Limitations and Notes {#amr-limitations}

  • Fixed-slot memory. All amr_max_blocks slots are allocated at init at maximum size. More blocks = more device memory. Compact per-block memory pools are future work.
  • Same-rank-count restart. The AMR restart file encodes the block geometry and fine solution per rank. Restarting with a different num_procs is not supported and aborts with a clear message; np-flexible restart is future work.
  • Half-subdomain limit. Each block may span at most half of any rank's local subdomain per dimension, because the fine advance reuses the rank-local solver scratch.
  • Single refinement level. Only one refined level is supported. Multi-level AMR (levels 2, 3, ...) is not implemented.
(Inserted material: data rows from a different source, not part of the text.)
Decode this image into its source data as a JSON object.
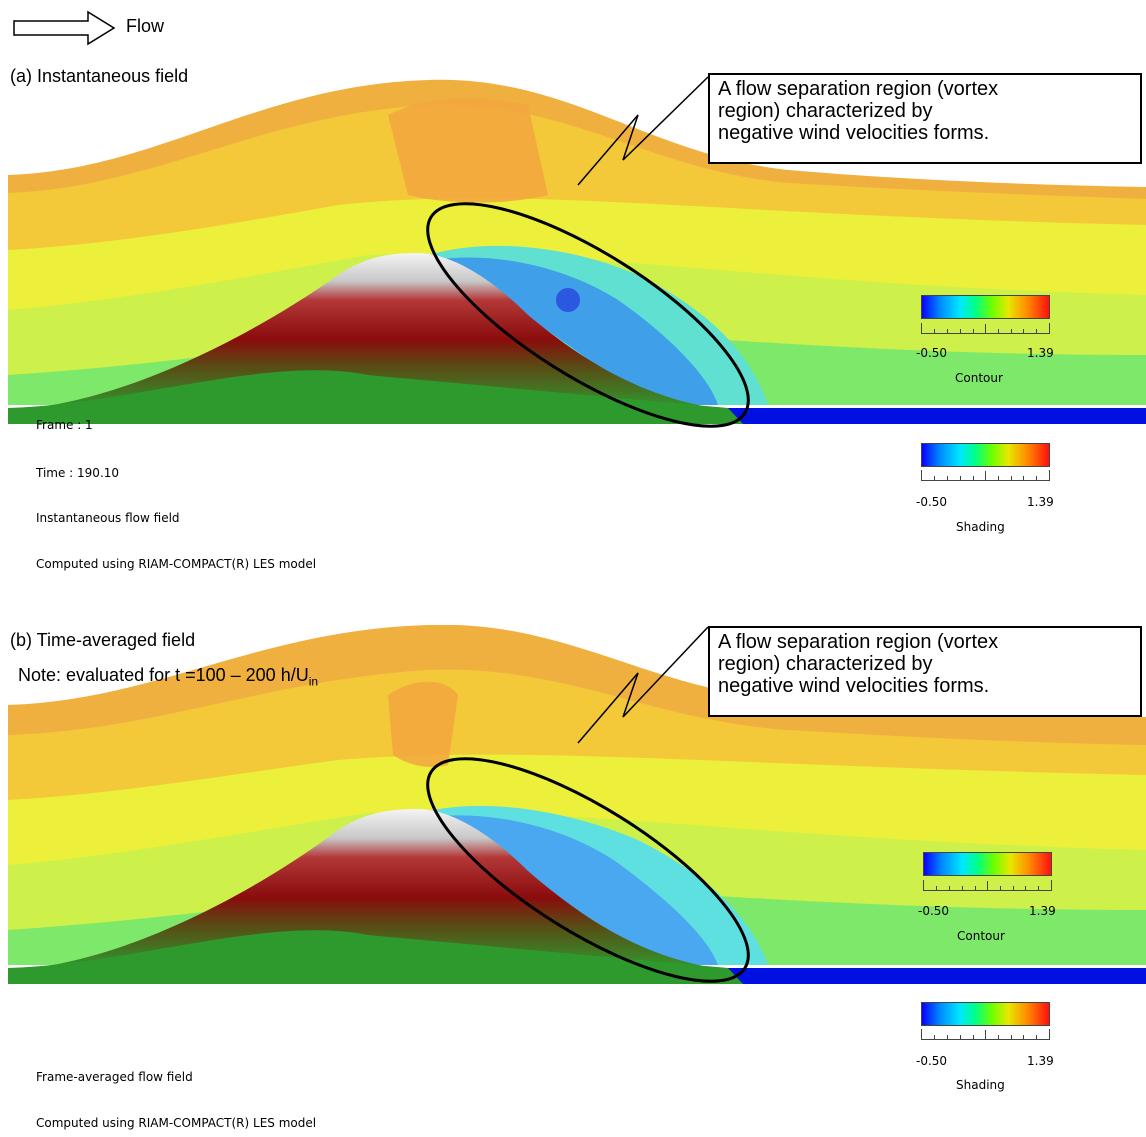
{
  "legend": {
    "flow_label": "Flow"
  },
  "panel_a": {
    "title": "(a) Instantaneous field",
    "callout": [
      "A flow separation region (vortex",
      "region) characterized by",
      "negative wind velocities forms."
    ],
    "frame": "Frame : 1",
    "time": "Time : 190.10",
    "field_desc": "Instantaneous flow field",
    "computed": "Computed using RIAM-COMPACT(R) LES model",
    "contour": {
      "min": "-0.50",
      "max": "1.39",
      "label": "Contour"
    },
    "shading": {
      "min": "-0.50",
      "max": "1.39",
      "label": "Shading"
    }
  },
  "panel_b": {
    "title": "(b) Time-averaged field",
    "note": "Note: evaluated for t =100 – 200 h/U",
    "note_sub": "in",
    "callout": [
      "A flow separation region (vortex",
      "region) characterized by",
      "negative wind velocities forms."
    ],
    "field_desc": "Frame-averaged flow field",
    "computed": "Computed using RIAM-COMPACT(R) LES model",
    "contour": {
      "min": "-0.50",
      "max": "1.39",
      "label": "Contour"
    },
    "shading": {
      "min": "-0.50",
      "max": "1.39",
      "label": "Shading"
    }
  },
  "colors": {
    "upstream": "#f5ef3a",
    "high": "#f2a640",
    "separation": "#4aa8f0",
    "hill_top": "#e8e8e8",
    "hill_body": "#8a1010",
    "hill_base": "#2e9a2e",
    "floor": "#0010e0"
  }
}
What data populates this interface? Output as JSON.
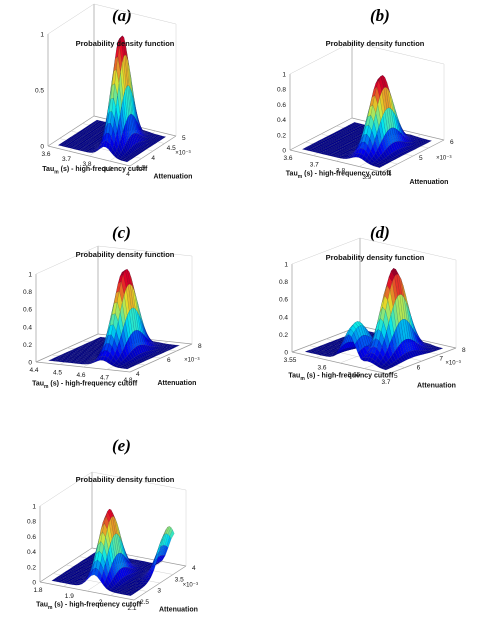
{
  "colors": {
    "surface_low": "#1a237e",
    "surface_mid": "#19c3b4",
    "surface_high": "#c62828",
    "axis": "#555555"
  },
  "chart_data": [
    {
      "panel_label": "(a)",
      "type": "surface3d",
      "title": "Probability density function",
      "xlabel_main": "Tau",
      "xlabel_sub": "m",
      "xlabel_rest": " (s) - high-frequency cutoff",
      "ylabel": "Attenuation",
      "y_exponent": "×10⁻³",
      "xlim": [
        3.6,
        4.0
      ],
      "ylim": [
        3.5,
        5
      ],
      "zlim": [
        0,
        1
      ],
      "xticks": [
        "3.6",
        "3.7",
        "3.8",
        "3.9",
        "4"
      ],
      "yticks": [
        "3.5",
        "4",
        "4.5",
        "5"
      ],
      "zticks": [
        "0",
        "0.5",
        "1"
      ],
      "peaks": [
        {
          "x": 3.86,
          "y": 4.15,
          "height": 1.0
        }
      ]
    },
    {
      "panel_label": "(b)",
      "type": "surface3d",
      "title": "Probability density function",
      "xlabel_main": "Tau",
      "xlabel_sub": "m",
      "xlabel_rest": " (s) - high-frequency cutoff",
      "ylabel": "Attenuation",
      "y_exponent": "×10⁻³",
      "xlim": [
        3.6,
        3.95
      ],
      "ylim": [
        4,
        6
      ],
      "zlim": [
        0,
        1
      ],
      "xticks": [
        "3.6",
        "3.7",
        "3.8",
        "3.9"
      ],
      "yticks": [
        "4",
        "5",
        "6"
      ],
      "zticks": [
        "0",
        "0.2",
        "0.4",
        "0.6",
        "0.8",
        "1"
      ],
      "peaks": [
        {
          "x": 3.84,
          "y": 4.9,
          "height": 1.0
        }
      ]
    },
    {
      "panel_label": "(c)",
      "type": "surface3d",
      "title": "Probability density function",
      "xlabel_main": "Tau",
      "xlabel_sub": "m",
      "xlabel_rest": " (s) - high-frequency cutoff",
      "ylabel": "Attenuation",
      "y_exponent": "×10⁻³",
      "xlim": [
        4.4,
        4.8
      ],
      "ylim": [
        4,
        8
      ],
      "zlim": [
        0,
        1
      ],
      "xticks": [
        "4.4",
        "4.5",
        "4.6",
        "4.7",
        "4.8"
      ],
      "yticks": [
        "4",
        "6",
        "8"
      ],
      "zticks": [
        "0",
        "0.2",
        "0.4",
        "0.6",
        "0.8",
        "1"
      ],
      "peaks": [
        {
          "x": 4.66,
          "y": 5.8,
          "height": 1.0
        }
      ]
    },
    {
      "panel_label": "(d)",
      "type": "surface3d",
      "title": "Probability density function",
      "xlabel_main": "Tau",
      "xlabel_sub": "m",
      "xlabel_rest": " (s) - high-frequency cutoff",
      "ylabel": "Attenuation",
      "y_exponent": "×10⁻³",
      "xlim": [
        3.55,
        3.7
      ],
      "ylim": [
        5,
        8
      ],
      "zlim": [
        0,
        1
      ],
      "xticks": [
        "3.55",
        "3.6",
        "3.65",
        "3.7"
      ],
      "yticks": [
        "5",
        "6",
        "7",
        "8"
      ],
      "zticks": [
        "0",
        "0.2",
        "0.4",
        "0.6",
        "0.8",
        "1"
      ],
      "peaks": [
        {
          "x": 3.66,
          "y": 6.4,
          "height": 1.0
        },
        {
          "x": 3.63,
          "y": 5.6,
          "height": 0.42
        }
      ]
    },
    {
      "panel_label": "(e)",
      "type": "surface3d",
      "title": "Probability density function",
      "xlabel_main": "Tau",
      "xlabel_sub": "m",
      "xlabel_rest": " (s) - high-frequency cutoff",
      "ylabel": "Attenuation",
      "y_exponent": "×10⁻³",
      "xlim": [
        1.8,
        2.1
      ],
      "ylim": [
        2.5,
        4
      ],
      "zlim": [
        0,
        1
      ],
      "xticks": [
        "1.8",
        "1.9",
        "2",
        "2.1"
      ],
      "yticks": [
        "2.5",
        "3",
        "3.5",
        "4"
      ],
      "zticks": [
        "0",
        "0.2",
        "0.4",
        "0.6",
        "0.8",
        "1"
      ],
      "peaks": [
        {
          "x": 1.96,
          "y": 3.05,
          "height": 0.92
        },
        {
          "x": 2.08,
          "y": 3.7,
          "height": 0.6
        }
      ]
    }
  ]
}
  • Level-0 output only. Standard visualization output (HDF5/SILO) is written at level-0 resolution; the restricted fine solution is already folded into the coarse fields over the block region, so existing visualization workflows are unchanged. Fine-resolution output is future work.
  • Unsupported physics. See the physics matrix above. The restrictions are enforced by the checker and reflect the validation state at the time of writing.